Heavy downpours have brought flash floods to parts of central and southern California.
This second spell of heavy rain to hit the state in a week caused chaos on the roads as thundery showers caused mudslides along with strong, gusty winds and large hail.
Some good has come out of this recent spell of unsettled weather: around 10 percent of California is no longer in drought for the first time in four years.
The bad weather began on Thursday night with torrential rain causing flooding across the streets of Ontario, 56km east of downtown Los Angeles.
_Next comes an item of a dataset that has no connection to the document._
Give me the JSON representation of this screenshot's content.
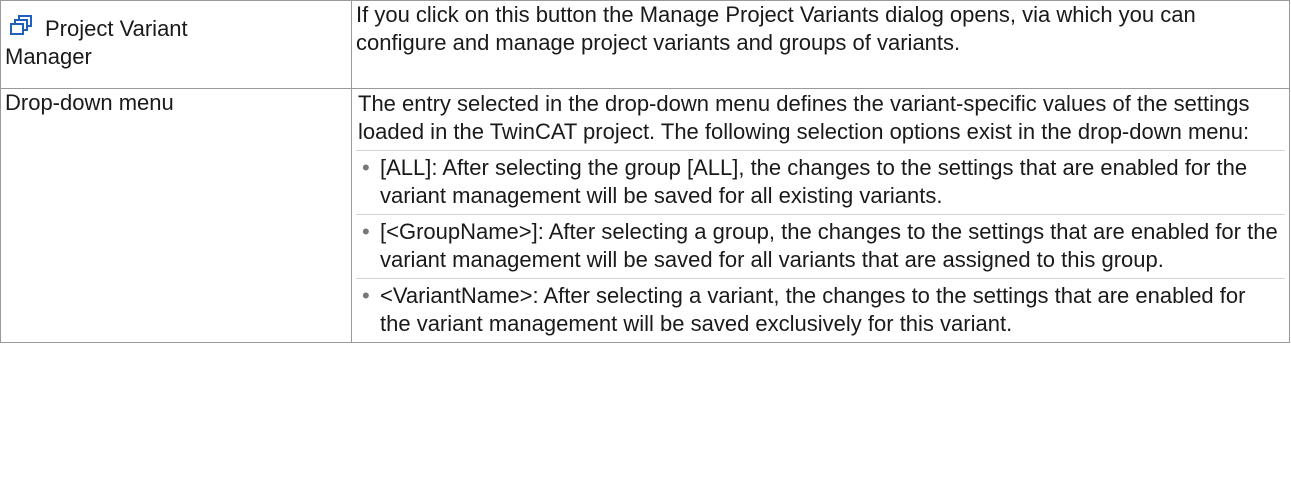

Some areas reported as much as 50mm of rainfall by Friday night.
As a result, the National Weather Service issued flash flood warnings for the mountain areas of Los Angeles, Ventura and Santa Barbara counties, as well as the Antelope and Cuyama valleys.
The city of Fresno, which is 350km to the northwest of Los Angeles, was badly hit. The California Highway Patrol were forced to close the northbound Interstate 5 Freeway as large swaths of mud spread on to the road.
Fresno was hit with 430mm of rain in just a matter of hours during Friday making for a treacherous, evening commute home. The rain continued well into Saturday, but is now easing east.
The same system was responsible for a rare snowstorm around Big Bear Lake well to the east of Los Angeles. It now threatens severe storms across the Central and Southern Plains.
The first of those severe storms injured at least five people and damaged property in rural Colorado late on Saturday evening. The National Weather Service says four tornadoes hit in Yuma County, about 160km east of Denver, near Colorado's borders with Nebraska and Kansas.